Sequence prediction of characters?

Asked 12/3, 2017 at 13:30 Answered 15/1, 2023 at 1:47

text machine-learning neural-network lstm n-gram

I am new to machine learning, so please go easy in case the problem is trivial.

I have been given a sequence of observed characters say, ABABBABBB..... (n characters). My goal is to predict the next characters by some "learning" mechanisms. My constraints are that the obeserved characters (training data?) is not too much i.e I have say a sequence of length 6000 to learn the underlying patterm

I am quite confused about what strategy to take to solve this problem,my initial bets are: 1) some kind of ngram model? 2) Neural networks (the likes of LSTM) etc.? 3) HMMs

Can you please give directions of the right approaches for solving this problem?

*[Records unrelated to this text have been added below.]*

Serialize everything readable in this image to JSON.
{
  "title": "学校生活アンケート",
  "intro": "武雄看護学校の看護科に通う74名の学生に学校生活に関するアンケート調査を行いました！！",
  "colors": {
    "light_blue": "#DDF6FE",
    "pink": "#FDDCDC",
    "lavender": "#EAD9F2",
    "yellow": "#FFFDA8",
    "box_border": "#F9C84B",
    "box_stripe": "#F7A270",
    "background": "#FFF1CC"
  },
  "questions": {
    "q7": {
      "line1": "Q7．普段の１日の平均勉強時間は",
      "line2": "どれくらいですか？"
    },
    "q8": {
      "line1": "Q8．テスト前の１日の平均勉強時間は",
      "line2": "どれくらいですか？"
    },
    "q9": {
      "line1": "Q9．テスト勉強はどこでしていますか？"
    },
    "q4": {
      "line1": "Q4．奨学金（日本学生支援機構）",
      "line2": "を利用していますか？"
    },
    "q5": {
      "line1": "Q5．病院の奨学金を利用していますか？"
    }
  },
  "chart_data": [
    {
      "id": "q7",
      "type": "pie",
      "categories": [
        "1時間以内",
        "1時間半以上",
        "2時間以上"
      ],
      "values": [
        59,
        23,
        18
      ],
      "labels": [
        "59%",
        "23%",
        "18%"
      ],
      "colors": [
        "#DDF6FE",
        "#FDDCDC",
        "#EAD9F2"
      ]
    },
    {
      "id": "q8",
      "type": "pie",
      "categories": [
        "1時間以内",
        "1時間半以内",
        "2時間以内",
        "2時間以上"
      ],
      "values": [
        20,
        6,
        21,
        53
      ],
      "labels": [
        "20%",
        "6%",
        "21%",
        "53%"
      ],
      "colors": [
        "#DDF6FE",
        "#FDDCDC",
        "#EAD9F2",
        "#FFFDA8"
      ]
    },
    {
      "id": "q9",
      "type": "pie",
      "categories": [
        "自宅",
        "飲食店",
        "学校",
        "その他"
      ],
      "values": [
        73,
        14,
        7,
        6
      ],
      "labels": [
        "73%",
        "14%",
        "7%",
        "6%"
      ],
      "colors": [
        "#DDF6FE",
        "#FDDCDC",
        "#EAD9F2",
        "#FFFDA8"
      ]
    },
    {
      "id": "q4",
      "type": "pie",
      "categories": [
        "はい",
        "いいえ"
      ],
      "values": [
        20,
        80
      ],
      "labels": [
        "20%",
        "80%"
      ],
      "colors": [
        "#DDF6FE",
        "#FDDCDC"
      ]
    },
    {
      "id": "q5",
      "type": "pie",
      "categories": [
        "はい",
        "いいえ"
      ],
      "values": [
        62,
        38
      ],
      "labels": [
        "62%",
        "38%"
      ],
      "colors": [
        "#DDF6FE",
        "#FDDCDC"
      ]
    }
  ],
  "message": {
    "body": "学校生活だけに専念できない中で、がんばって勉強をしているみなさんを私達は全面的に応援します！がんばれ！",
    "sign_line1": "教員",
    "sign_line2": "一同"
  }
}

Pontus answered 12/3, 2017 at 13:30 Comment(4)

Is the underlying pattern of the sequence constant? (or does the pattern change per sequence/input) – Triphammer 14/3, 2017 at 9:51

I don't know the pattern, it is something I want to learn. – Pontus 16/3, 2017 at 6:47

How many characters are in your alphabet? Just 'A' and 'B'? Can you upload your data? – Cranky 16/3, 2017 at 9:50

it can contain a maximum of 20 alphabets – Pontus 17/3, 2017 at 5:22

If you're dealing with a fairly trivial pattern, where letters are based only off of the previous one, then you're spot on that a Hidden Markov Model (HMM) would solve it - in fact something as simple as a Markov Chain would work.

If you want to have a little fun, then here's a custom solution based on the HMM that you can fiddle around with.

Go over the sample data, and create a linked list of every element, in the order they were inserted. Now make another list for each different character, and put the index of every list element where it belongs. Here's a (very poorly drawn) visual representation of the linked list, and the buckets below it:

Now when you are presented a sequence, and asked to predict the next character, all you have to do is look at the most recent X characters, and see how sub-sequences that were similar to it acted.

To use my example above, then look at the most recent (the last) 3 characters to get BAC. You want to see if the sequence BAC has ever happened before, and what came after it when it did happen. If you check the bucket for the first letter of BAC (the B), you can see that the letter B showed up once before. Thankfully it follows the sequence - and an A came after it, so that will be the prediction.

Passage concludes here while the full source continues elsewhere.